I finally received these wonderful half sphere-shaped molds in the mail. Typically, they are supposed to be used for casting a chocolate sphere…
I was thinking of something more along the lines of a chocolate mousse…
Sometimes its nice to just click around baking supply websites to get some inspiration. Right now, I’m in need of inspiration for the final exam, so I’ve been doing loads of clicking around.
When I was searching for something to cast my chocolate globe in, I came across this simple half sphere mold and thought, perfect! I’ll paint the shapes of the countries on the inside and then cast the chocolate. To my surprise, I ordered this mold and then later found an actual chocolate globe mold with the countries already formed on the inside…
Normally, I might say, crap and try to send it back… In this case, (and in most cases with pastry)… You can always re-use products with a little inspiration.
I love it.
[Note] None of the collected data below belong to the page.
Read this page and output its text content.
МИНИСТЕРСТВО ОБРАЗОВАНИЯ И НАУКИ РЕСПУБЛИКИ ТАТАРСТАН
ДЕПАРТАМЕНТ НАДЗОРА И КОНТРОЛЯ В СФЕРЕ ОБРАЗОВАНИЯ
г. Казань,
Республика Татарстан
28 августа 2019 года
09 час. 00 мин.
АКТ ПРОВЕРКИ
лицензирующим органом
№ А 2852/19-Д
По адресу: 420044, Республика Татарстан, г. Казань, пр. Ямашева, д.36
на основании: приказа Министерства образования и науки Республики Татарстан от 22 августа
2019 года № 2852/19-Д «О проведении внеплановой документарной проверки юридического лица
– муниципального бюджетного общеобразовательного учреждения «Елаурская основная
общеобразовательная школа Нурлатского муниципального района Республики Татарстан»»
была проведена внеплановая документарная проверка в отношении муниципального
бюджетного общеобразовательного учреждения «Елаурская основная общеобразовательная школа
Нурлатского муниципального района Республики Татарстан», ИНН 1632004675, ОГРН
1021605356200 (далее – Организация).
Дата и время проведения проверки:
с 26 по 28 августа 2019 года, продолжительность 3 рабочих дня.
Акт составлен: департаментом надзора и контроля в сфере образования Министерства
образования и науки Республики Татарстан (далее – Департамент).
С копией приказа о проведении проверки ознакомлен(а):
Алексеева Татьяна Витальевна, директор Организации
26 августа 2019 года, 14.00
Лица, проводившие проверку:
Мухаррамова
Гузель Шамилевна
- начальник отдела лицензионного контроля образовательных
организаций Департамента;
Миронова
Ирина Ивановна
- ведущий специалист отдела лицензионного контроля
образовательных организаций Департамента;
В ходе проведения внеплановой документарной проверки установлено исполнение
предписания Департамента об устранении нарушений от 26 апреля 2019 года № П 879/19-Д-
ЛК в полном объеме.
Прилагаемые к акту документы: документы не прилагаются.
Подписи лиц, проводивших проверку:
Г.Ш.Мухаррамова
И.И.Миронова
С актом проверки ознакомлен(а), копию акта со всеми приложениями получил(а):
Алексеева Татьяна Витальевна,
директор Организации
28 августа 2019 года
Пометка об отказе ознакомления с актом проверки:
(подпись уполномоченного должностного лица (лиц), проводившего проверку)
It’s exciting and it makes it so interesting with all the possibilities!
This cake is a simple chocolate cake on the bottom with a rich chocolate mousse.
It’s time you start clicking through baking supply stores online and/or rummaging through your cabinets trying to re-use your baking supplies in a new way! You are going to come up with something fabulous!
Chocolate Mousse Cake:
Chocolate cake, sliced into thin layers and cut out into circles that fit your molds.
100 g Eggs (2 eggs)
40 g Egg yolk (2 yolks)
70 g Sugar
200 g Dark chocolate
8 g Gelatin (4 sheets, if using gelatin sheets)
440g Whipped cream
Beat the eggs, egg yolks and sugar until light and foamy.
Put the sheets of gelatin in cold water for 5 minutes, and dissolve over warm heat, (not too hot!).
Melt the chocolate to about 50 degrees Celsius.
Add the Egg and sugar mixture to the chocolate along with the dissolved gelatin and stir until combined. Add first a small amount of the whipped cream, and finally fold in the rest of the cream.
Fill the molds, leaving a bit of space for the cake. Place the cake circles in each mold and press to get rid of the air bubbles. Set in the freezer until the mousse sets.
When ready to be removed from the molds, fill a bowl of warm water. Set the mold in the water for a few seconds to loosen it from the mold. Not too long! You don’t want the entire mousse to melt away.
One you have your mousse cakes removed, decorate however your little heart desires!